Parkinson Disease: An Update - Article
ABSTRACT: Parkinson disease is a progressive neurologic disorder afflicting approximately 1 percent of Americans older than 60 years. The cardinal features of Parkinson disease are bradykinesia, rigidity, tremor, and postural instability. There are a number of neurologic conditions that mimic the disease, making it difficult to diagnose in its early stages. Physicians who rarely diagnose Parkinson disease should refer patients suspected of having it to physicians with more experience in making the diagnosis, and should periodically reevaluate the accuracy of the diagnosis. Treatment is effective in reducing motor impairment and disability, and should be started when a patient begins to experience functional impairment. The combination of carbidopa and levodopa is the most effective treatment, but dopamine agonists and monoamine oxidase-B inhibitors are also effective, and are less likely to cause dyskinesias.
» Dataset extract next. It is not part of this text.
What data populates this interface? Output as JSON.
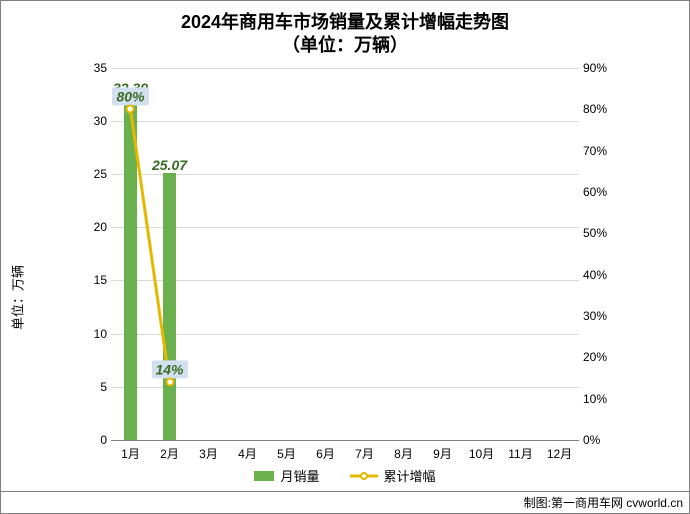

For patients taking carbidopa/levodopa who have motor complications, adjunctive therapy with a dopamine agonist, a monoamine oxidase-B inhibitor, or a catechol O-methyltransferase inhibitor will improve motor symptoms and functional status, but with an increase in dyskinesias. Deep brain stimulation is effective in patients who have poorly controlled symptoms despite optimal medical therapy. Occupational, physical, and speech therapy improve patient function. Fatigue, sleep disturbances, dementia, and depression are common in patients with Parkinson disease. Although these conditions are associated with significantly lower quality of life, they may improve with treatment.